Inhabiting a sonic mode reminiscent of both Bobby Gentry and Larry Jon Wilson, Sam Lewis reminds one of the music created by contemporary artists such as Shelby Lynne, Adele, and Paul Burch. Its soulful mix of Americana country themes and influences, not to mention execution, is wonderfully attractive.
“In My Dreams” is simply a wonderful song. “If you don’t want me in your dreams, then you stay out of mine” is classic country sentiment sharpened by a rare pop-soul approach of pure rural honesty and logic. Reggie Bradley Smith’s Wurlitzer riffs provide a simultaneously playful and melancholy tone.
While Sam Lewis- who wrote and sings all the songs- is the focus of the album, ample credit is given to his assembled band. While this is notable by the inclusion of their names in large font on the cover art, more substantial is the space they are afforded within each song. It almost feels as if there are no ‘sidemen’ on the album.
Rather, this has the feel of a unified band that have spent years playing together, learning each other’s nuances. But, hired guns they are and they- Kenny Vaughn, Dave Jacques, Derek Dixon, and Smith- are fabulous, and an ideal cohesive and collaborative blending of voice and instrumentation in created.

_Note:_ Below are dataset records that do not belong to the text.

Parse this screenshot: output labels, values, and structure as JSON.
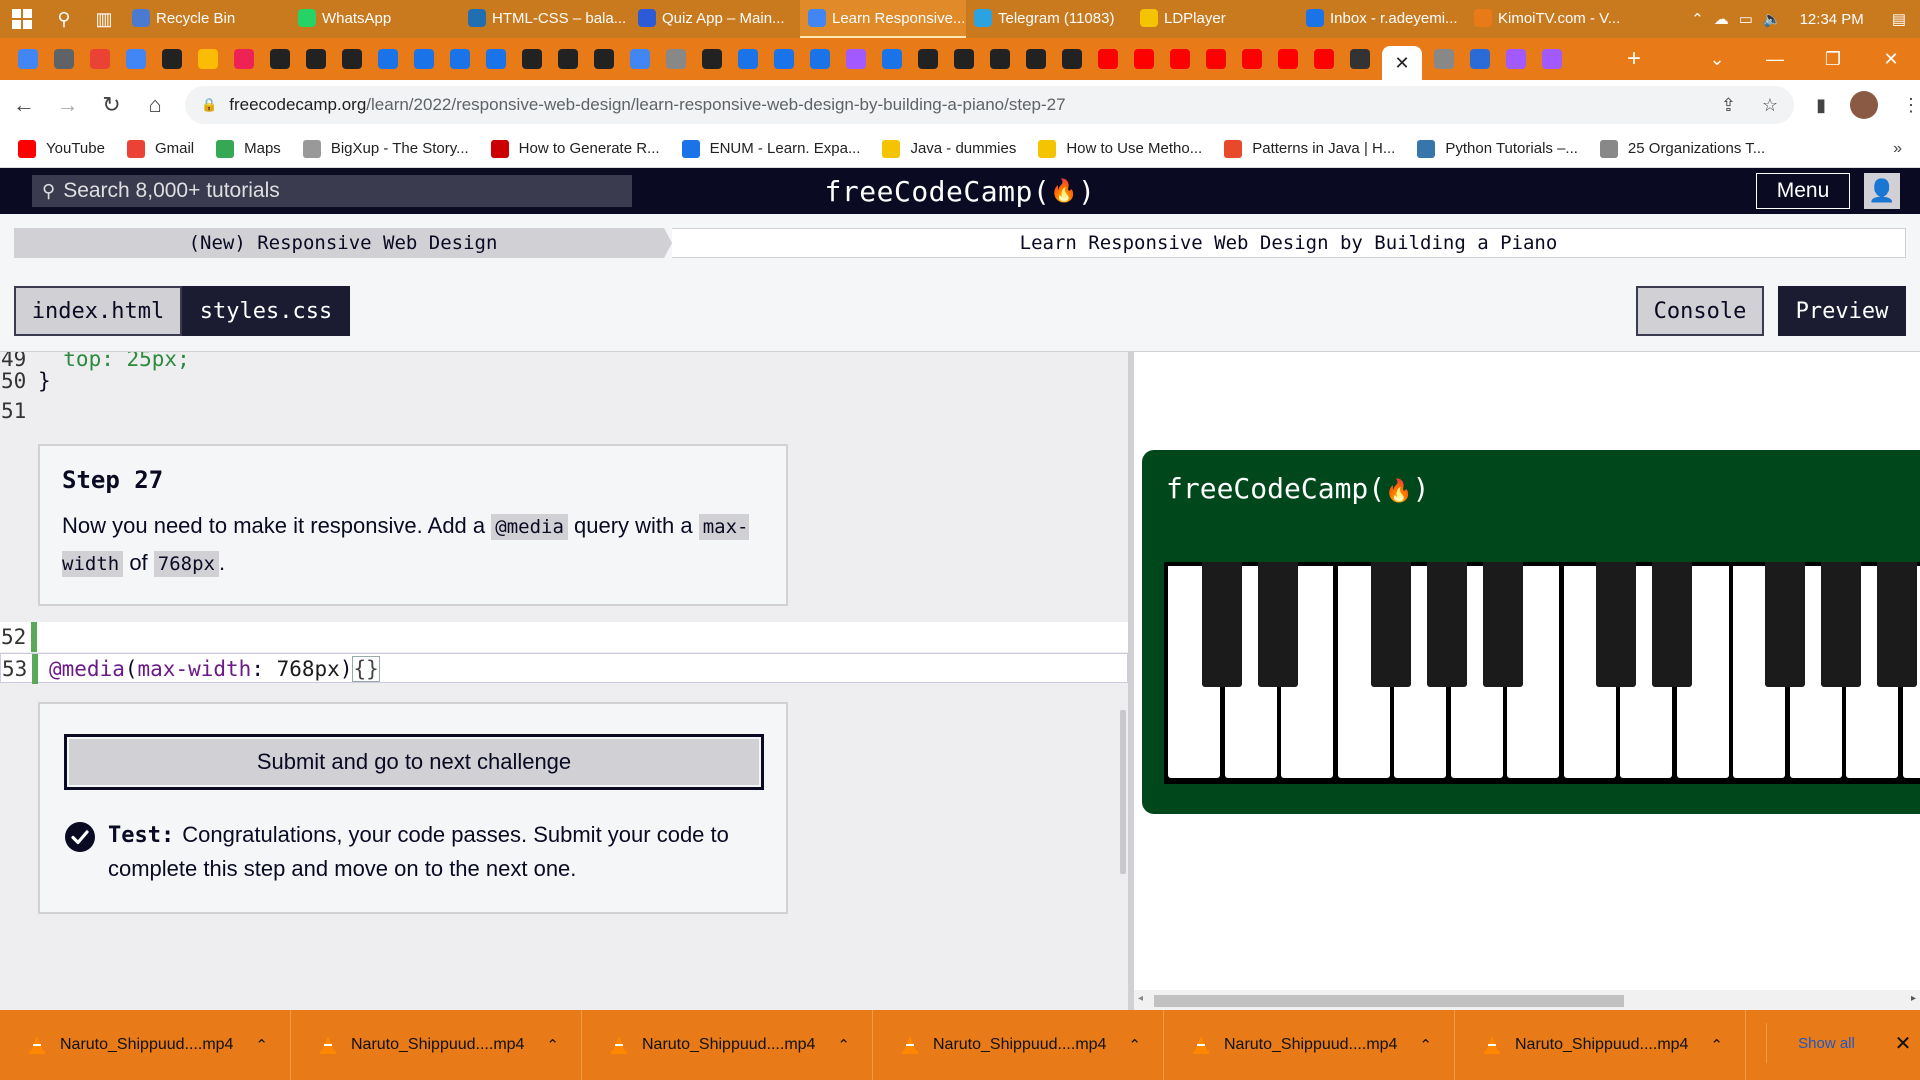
{
  "taskbar": {
    "tasks": [
      {
        "label": "Recycle Bin",
        "color": "#4a7bd0"
      },
      {
        "label": "WhatsApp",
        "color": "#25d366"
      },
      {
        "label": "HTML-CSS – bala...",
        "color": "#1f6fb2"
      },
      {
        "label": "Quiz App – Main...",
        "color": "#2b5bd7"
      },
      {
        "label": "Learn Responsive...",
        "color": "#4285f4"
      },
      {
        "label": "Telegram (11083)",
        "color": "#2aa3e0"
      },
      {
        "label": "LDPlayer",
        "color": "#f5c400"
      },
      {
        "label": "Inbox - r.adeyemi...",
        "color": "#1a73e8"
      },
      {
        "label": "KimoiTV.com - V...",
        "color": "#e87b17"
      }
    ],
    "active_task_index": 4,
    "clock": "12:34 PM"
  },
  "browser": {
    "url_host": "freecodecamp.org",
    "url_path": "/learn/2022/responsive-web-design/learn-responsive-web-design-by-building-a-piano/step-27",
    "favicon_colors": [
      "#4285f4",
      "#5f6368",
      "#ea4335",
      "#4285f4",
      "#222",
      "#fbbc05",
      "#e25",
      "#222",
      "#222",
      "#222",
      "#1a73e8",
      "#1a73e8",
      "#1a73e8",
      "#1a73e8",
      "#222",
      "#222",
      "#222",
      "#4285f4",
      "#888",
      "#222",
      "#1a73e8",
      "#1a73e8",
      "#1a73e8",
      "#a259ff",
      "#1a73e8",
      "#222",
      "#222",
      "#222",
      "#222",
      "#222",
      "#ff0000",
      "#ff0000",
      "#ff0000",
      "#ff0000",
      "#ff0000",
      "#ff0000",
      "#ff0000",
      "#333"
    ],
    "trailing_favicons": [
      "#888",
      "#2a6bd8",
      "#a259ff",
      "#a259ff",
      "#e87b17"
    ]
  },
  "bookmarks": [
    {
      "label": "YouTube",
      "color": "#ff0000"
    },
    {
      "label": "Gmail",
      "color": "#ea4335"
    },
    {
      "label": "Maps",
      "color": "#34a853"
    },
    {
      "label": "BigXup - The Story...",
      "color": "#999"
    },
    {
      "label": "How to Generate R...",
      "color": "#cc0000"
    },
    {
      "label": "ENUM - Learn. Expa...",
      "color": "#1a73e8"
    },
    {
      "label": "Java - dummies",
      "color": "#f5c400"
    },
    {
      "label": "How to Use Metho...",
      "color": "#f5c400"
    },
    {
      "label": "Patterns in Java | H...",
      "color": "#e8492a"
    },
    {
      "label": "Python Tutorials –...",
      "color": "#3776ab"
    },
    {
      "label": "25 Organizations T...",
      "color": "#888"
    }
  ],
  "bookmarks_more": "»",
  "fcc": {
    "search_placeholder": "Search 8,000+ tutorials",
    "logo": "freeCodeCamp(🔥)",
    "logo_text": "freeCodeCamp",
    "menu": "Menu"
  },
  "breadcrumb": {
    "superblock": "(New) Responsive Web Design",
    "block": "Learn Responsive Web Design by Building a Piano"
  },
  "editor_tabs": {
    "index": "index.html",
    "styles": "styles.css",
    "console": "Console",
    "preview": "Preview"
  },
  "code": {
    "line_49_num": "49",
    "line_49_text": "  top: 25px;",
    "line_50_num": "50",
    "line_50_text": "}",
    "line_51_num": "51",
    "line_52_num": "52",
    "line_53_num": "53",
    "line_53_at": "@media",
    "line_53_open": "(",
    "line_53_prop": "max-width",
    "line_53_colon": ": ",
    "line_53_value": "768px",
    "line_53_close": ")",
    "line_53_braces": "{}"
  },
  "step": {
    "title": "Step 27",
    "desc_1": "Now you need to make it responsive. Add a ",
    "code_1": "@media",
    "desc_2": " query with a ",
    "code_2": "max-width",
    "desc_3": " of ",
    "code_3": "768px",
    "desc_4": "."
  },
  "submit": {
    "button": "Submit and go to next challenge",
    "test_label": "Test:",
    "test_text": "Congratulations, your code passes. Submit your code to complete this step and move on to the next one."
  },
  "downloads": {
    "items": [
      "Naruto_Shippuud....mp4",
      "Naruto_Shippuud....mp4",
      "Naruto_Shippuud....mp4",
      "Naruto_Shippuud....mp4",
      "Naruto_Shippuud....mp4",
      "Naruto_Shippuud....mp4"
    ],
    "show_all": "Show all"
  }
}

“Southern Greek Tragedy” is beautiful- complex, painful, and ultimately redemptive: a novel in 200 seconds. Autobiographical, the straight-forward lyrics reveal the complexities of children’s lives all the more effectively because there is a lack of overt poetic pretense within their construction. “How could they know better; to them it was a normal life” is perhaps the saddest phrase contained on an album comprised entirely of emotion.
“Wisdom comes from aging, but aging makes us weak; I’ll try harder to listen, when you’re not strong enough to speak,” from “Equal Love,” runs a close second. This song, and the album’s closer “Runaway Bride” are pure magic, exploring father-son history and dynamics in ways few songwriters this side of Guy Clark and Rodney Crowell are able.
“I’m A River,” sung with Jonell Mosser, is deceptive. Over Randy Newman-esque instrumentation, the river as metaphor for a broken life may be missed the first few times through, but once realized (as in, “Take one step closer, and I’ll pull you in”) the song becomes an elegy for desperation.
Beyond his wonderfully expressive singing- softly masculine with an edge of flannel buffering the blade’s edge- Lewis comes up with great song titles: “The Don’t Drop Inn” is a bit precious, but still witty, while “Bluesday Night” and “The Cross I Wear” surpass cleverness and advance toward inspiration. “Bluesday Night” is especially affecting, and in no way do I mean that it is manipulative. Over what I would call ‘church music,’ Lewis details his interpersonal shortcomings.
All too soon, it concludes: without doubt, one of the most inspired and most competently executed albums of 2012.
I haven’t spent a lot of time in the south, but every time I listen to Sam Lewis I feel as if I have. Does that make sense? Much like Kate Campbell does, (and like Campbell, Lewis injects spiritual overtones in his songs) Lewis makes the listener one who has shared his experiences, his world.